Wildernis. Volgens de Dikke van Dale ‘een aanduiding voor ongerepte, ongecultiveerde gebieden waarin de mens niet ingrijpt noch controle op uitoefent.’ Als je het zo bekijkt zou je denken dat we daar, in Nederland althans, niet heel veel meer van hebben. Niet helemaal waar gelukkig en sterker nog, de natuurbeheerders van ons land geven de natuur op steeds meer plekken zelfs vrij baan om zich in het wilde weg te ontwikkelen. Iets wat ik alleen maar toe kan juichen natuurlijk.

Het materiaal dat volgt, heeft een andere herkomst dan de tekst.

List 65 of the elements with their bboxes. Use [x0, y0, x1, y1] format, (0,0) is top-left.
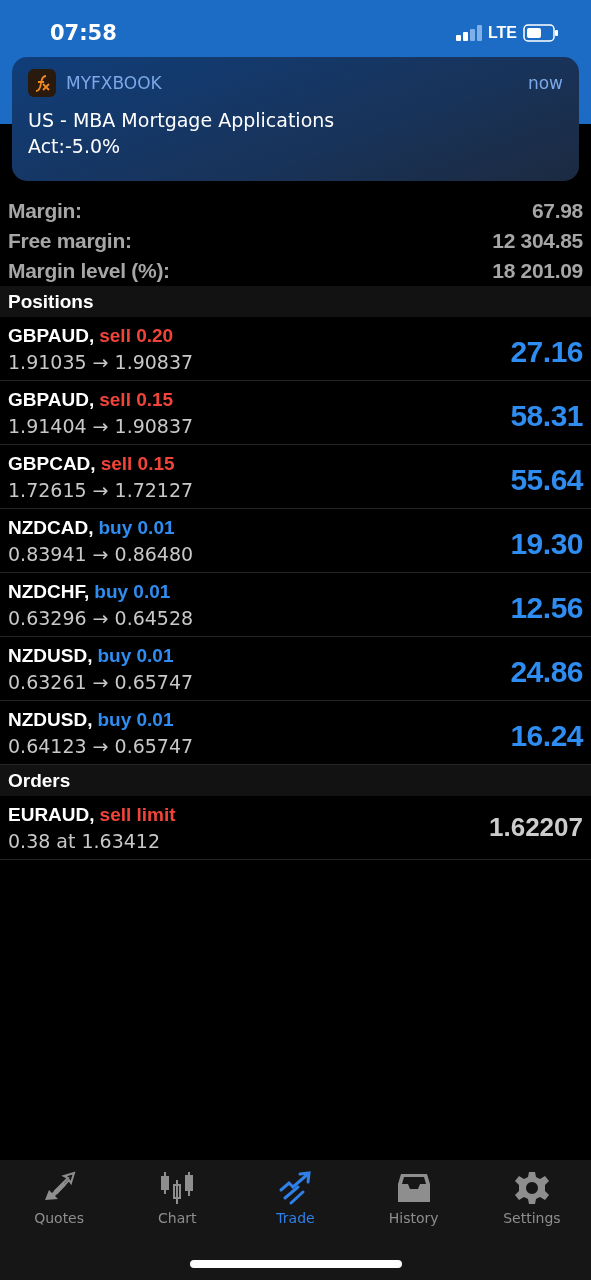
- symbol: NZDCAD,: [8, 516, 94, 539]
- symbol: NZDCHF,: [8, 580, 90, 603]
- profit-value: 58.31: [510, 398, 583, 433]
- position-row[interactable]: NZDUSD, buy 0.01 0.63261 → 0.65747 24.86: [0, 637, 591, 701]
- section-title: Orders: [8, 769, 71, 792]
- price-change: 1.91035 → 1.90837: [8, 350, 194, 373]
- profit-value: 27.16: [510, 334, 583, 369]
- account-label: Margin level (%):: [8, 259, 170, 283]
- position-row[interactable]: NZDCHF, buy 0.01 0.63296 → 0.64528 12.56: [0, 573, 591, 637]
- tab[interactable]: History: [354, 1168, 473, 1228]
- trade-type: sell 0.20: [99, 324, 174, 347]
- position-row[interactable]: GBPCAD, sell 0.15 1.72615 → 1.72127 55.64: [0, 445, 591, 509]
- symbol: NZDUSD,: [8, 644, 93, 667]
- notification-time: now: [527, 73, 563, 93]
- price-change: 0.63296 → 0.64528: [8, 606, 194, 629]
- profit-value: 12.56: [510, 590, 583, 625]
- settings-icon: [513, 1170, 550, 1206]
- symbol: EURAUD,: [8, 803, 95, 826]
- account-label: Free margin:: [8, 229, 132, 253]
- trade-type: buy 0.01: [98, 516, 175, 539]
- order-price: 1.62207: [489, 812, 583, 843]
- status-time: 07:58: [50, 21, 117, 45]
- app-name: MYFXBOOK: [66, 73, 163, 93]
- section-title: Positions: [8, 290, 94, 313]
- tab[interactable]: Chart: [118, 1168, 237, 1228]
- price-change: 1.72615 → 1.72127: [8, 478, 194, 501]
- trade-type: sell 0.15: [100, 452, 175, 475]
- tab[interactable]: Quotes: [0, 1168, 119, 1228]
- order-type: sell limit: [99, 803, 176, 826]
- profit-value: 16.24: [510, 718, 583, 753]
- trade-type: buy 0.01: [97, 708, 174, 731]
- price-change: 0.83941 → 0.86480: [8, 542, 194, 565]
- profit-value: 19.30: [510, 526, 583, 561]
- symbol: GBPAUD,: [8, 388, 95, 411]
- position-row[interactable]: GBPAUD, sell 0.20 1.91035 → 1.90837 27.16: [0, 317, 591, 381]
- symbol: NZDUSD,: [8, 708, 93, 731]
- battery-icon: [523, 24, 559, 42]
- notification-title: US - MBA Mortgage Applications: [28, 108, 336, 133]
- profit-value: 55.64: [510, 462, 583, 497]
- position-row[interactable]: NZDCAD, buy 0.01 0.83941 → 0.86480 19.30: [0, 509, 591, 573]
- symbol: GBPCAD,: [8, 452, 96, 475]
- trade-type: buy 0.01: [94, 580, 171, 603]
- tab[interactable]: Trade: [236, 1168, 355, 1228]
- order-row[interactable]: EURAUD, sell limit 0.38 at 1.63412 1.62207: [0, 796, 591, 860]
- position-row[interactable]: GBPAUD, sell 0.15 1.91404 → 1.90837 58.31: [0, 381, 591, 445]
- price-change: 0.63261 → 0.65747: [8, 670, 194, 693]
- symbol: GBPAUD,: [8, 324, 95, 347]
- price-change: 0.64123 → 0.65747: [8, 734, 194, 757]
- profit-value: 24.86: [510, 654, 583, 689]
- app-icon: [28, 69, 56, 97]
- notification-body: Act:-5.0%: [28, 134, 122, 159]
- account-value: 67.98: [531, 199, 583, 223]
- account-label: Margin:: [8, 199, 82, 223]
- price-change: 1.91404 → 1.90837: [8, 414, 194, 437]
- network-type: LTE: [487, 24, 517, 42]
- trend-arrow-icon: [277, 1170, 314, 1206]
- signal-icon: [455, 25, 482, 41]
- order-details: 0.38 at 1.63412: [8, 829, 162, 852]
- trade-type: sell 0.15: [99, 388, 174, 411]
- tab[interactable]: Settings: [472, 1168, 591, 1228]
- notification-banner[interactable]: MYFXBOOK now US - MBA Mortgage Applications Act:-5.0%: [12, 57, 579, 181]
- account-value: 18 201.09: [492, 259, 583, 283]
- account-value: 12 304.85: [492, 229, 583, 253]
- trade-type: buy 0.01: [97, 644, 174, 667]
- candlestick-icon: [159, 1170, 196, 1206]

Maar tot zover de letterlijke betekenis van het woord wildernis. Want ik vind wildernis vooral een gevoel. Een gevoel dat je toe moet laten en zelfs zo vaak mogelijk moet opzoeken. Klinkt lekker vaag zeker? Laat het me uitleggen. Juist in ons georganiseerde landje waarin je op elk vlak over het gebaande pad kunt gaan, is het volgen van de pijlen, paaltjes, stickers en bordjes voor mij haast een tweede natuur geworden. Ge-wél-dig, want zo kom ik als mountainbiker, fietser, kajakker, supper en landloper op de meest fantastische plekken die ik anders niet, en ik hoor het mezelf zeggen, zo snel zou ontdekken. Dank aan een ieder die zich inzet voor het uitgebreide routenetwerk in ons land, zowel qua aanleg als onderhoud, waaraan heel veel andere landen wereldwijd écht een puntje kunnen zuigen.

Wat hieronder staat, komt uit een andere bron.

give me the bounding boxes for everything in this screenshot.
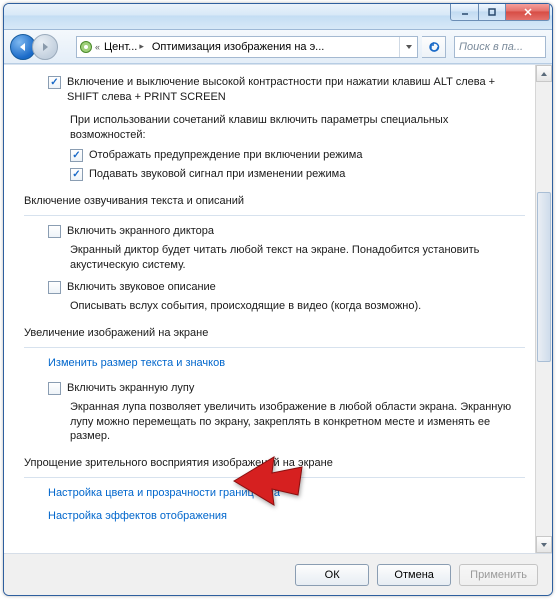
checkbox-label: Включение и выключение высокой контрастн… <box>67 75 525 105</box>
content-wrap: Включение и выключение высокой контрастн… <box>4 64 552 553</box>
search-placeholder: Поиск в па... <box>459 41 523 53</box>
apply-button[interactable]: Применить <box>459 564 538 586</box>
content-area: Включение и выключение высокой контрастн… <box>4 65 535 553</box>
maximize-button[interactable] <box>478 3 506 21</box>
group-narration-title: Включение озвучивания текста и описаний <box>24 194 525 209</box>
link-display-effects[interactable]: Настройка эффектов отображения <box>48 509 525 524</box>
close-button[interactable] <box>506 3 550 21</box>
nav-buttons <box>10 33 58 61</box>
checkbox-icon <box>70 149 83 162</box>
link-window-border-color[interactable]: Настройка цвета и прозрачности границ ок… <box>48 486 525 501</box>
combo-intro-text: При использовании сочетаний клавиш включ… <box>70 113 525 143</box>
scroll-thumb[interactable] <box>537 192 551 362</box>
checkbox-label: Включить экранного диктора <box>67 224 214 239</box>
checkbox-magnifier[interactable]: Включить экранную лупу <box>48 381 525 396</box>
minimize-button[interactable] <box>450 3 478 21</box>
cancel-button[interactable]: Отмена <box>377 564 451 586</box>
refresh-button[interactable] <box>422 36 446 58</box>
control-panel-icon <box>77 40 95 54</box>
checkbox-audio-description[interactable]: Включить звуковое описание <box>48 280 525 295</box>
breadcrumb-label: Оптимизация изображения на э... <box>152 41 324 53</box>
checkbox-play-sound[interactable]: Подавать звуковой сигнал при изменении р… <box>70 167 525 182</box>
scroll-track[interactable] <box>536 82 552 536</box>
audio-description-text: Описывать вслух события, происходящие в … <box>70 299 525 314</box>
separator <box>24 347 525 348</box>
checkbox-icon <box>48 382 61 395</box>
checkbox-narrator[interactable]: Включить экранного диктора <box>48 224 525 239</box>
checkbox-label: Включить звуковое описание <box>67 280 216 295</box>
button-label: Отмена <box>394 569 433 581</box>
breadcrumb-dropdown[interactable] <box>399 37 417 57</box>
chevron-right-icon: ▸ <box>139 41 144 52</box>
ok-button[interactable]: ОК <box>295 564 369 586</box>
checkbox-high-contrast[interactable]: Включение и выключение высокой контрастн… <box>48 75 525 105</box>
search-input[interactable]: Поиск в па... <box>454 36 546 58</box>
narrator-description: Экранный диктор будет читать любой текст… <box>70 243 525 273</box>
checkbox-icon <box>48 225 61 238</box>
breadcrumb-label: Цент... <box>104 41 137 53</box>
checkbox-label: Отображать предупреждение при включении … <box>89 148 362 163</box>
checkbox-show-warning[interactable]: Отображать предупреждение при включении … <box>70 148 525 163</box>
breadcrumb-seg-1[interactable]: Цент... ▸ <box>100 41 148 53</box>
magnifier-description: Экранная лупа позволяет увеличить изобра… <box>70 400 525 445</box>
group-simplify-title: Упрощение зрительного восприятия изображ… <box>24 456 525 471</box>
button-label: ОК <box>325 569 340 581</box>
button-label: Применить <box>470 569 527 581</box>
link-resize-text-icons[interactable]: Изменить размер текста и значков <box>48 356 525 371</box>
window-frame: « Цент... ▸ Оптимизация изображения на э… <box>3 3 553 596</box>
checkbox-icon <box>48 76 61 89</box>
scrollbar[interactable] <box>535 65 552 553</box>
window-buttons <box>450 3 550 21</box>
scroll-down-button[interactable] <box>536 536 552 553</box>
navbar: « Цент... ▸ Оптимизация изображения на э… <box>4 30 552 64</box>
forward-button[interactable] <box>32 34 58 60</box>
checkbox-label: Включить экранную лупу <box>67 381 194 396</box>
breadcrumb[interactable]: « Цент... ▸ Оптимизация изображения на э… <box>76 36 418 58</box>
separator <box>24 215 525 216</box>
checkbox-icon <box>70 168 83 181</box>
footer: ОК Отмена Применить <box>4 553 552 595</box>
titlebar <box>4 4 552 30</box>
group-magnify-title: Увеличение изображений на экране <box>24 326 525 341</box>
scroll-up-button[interactable] <box>536 65 552 82</box>
separator <box>24 477 525 478</box>
checkbox-icon <box>48 281 61 294</box>
breadcrumb-seg-2[interactable]: Оптимизация изображения на э... <box>148 41 328 53</box>
checkbox-label: Подавать звуковой сигнал при изменении р… <box>89 167 345 182</box>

Dus ik houd van routes! Laat dat duidelijk zijn. Maar ondertussen vraag ik me wel af wat er is gebeurd met dat ongerepte, ongecultiveerde gebied in mezelf?
Euhhh…. Goede vraag. Wie durft zijn telefoon eens thuis te laten, zijn navigatie uit te zetten en ook de routeboekjes dicht te houden? En gewoon te gaan op gevoel? Op je zintuigen? Met spanning en nieuws­gierigheid? Naar dat stuk van jezelf waar de mens niet ingrijpt noch controle op uitoefent? Vrije uitloop en maar gewoon zien waar dat je brengt? Geloof me, je hoeft niet ver te gaan om wildernis te ervaren. En je hoeft je ook niet per se te laten wurgen door de takken van een ondoordringbaar bos.

Zo was ik ooit een jaar lang elke vrijdag in Amsterdam. Ik liep vanaf het centraal station altijd dezelfde weg heen, maar geen enkele keer liep ik dezelfde weg terug. Heen zag ik op een gegeven moment vrijwel niets meer, ik zat heerlijk in mijn eigen bubbel, mijn to do-lijstjes door te nemen. Maar terug was ik zo alert als de pest, stond op onverwachte kruispunten te twijfelen over mijn richting, trok kliederend door de straten, voelde zo de ongereptheid van mijn eigen natuur en greep mooi niet in. Vrije uitloop, zoals het hoort.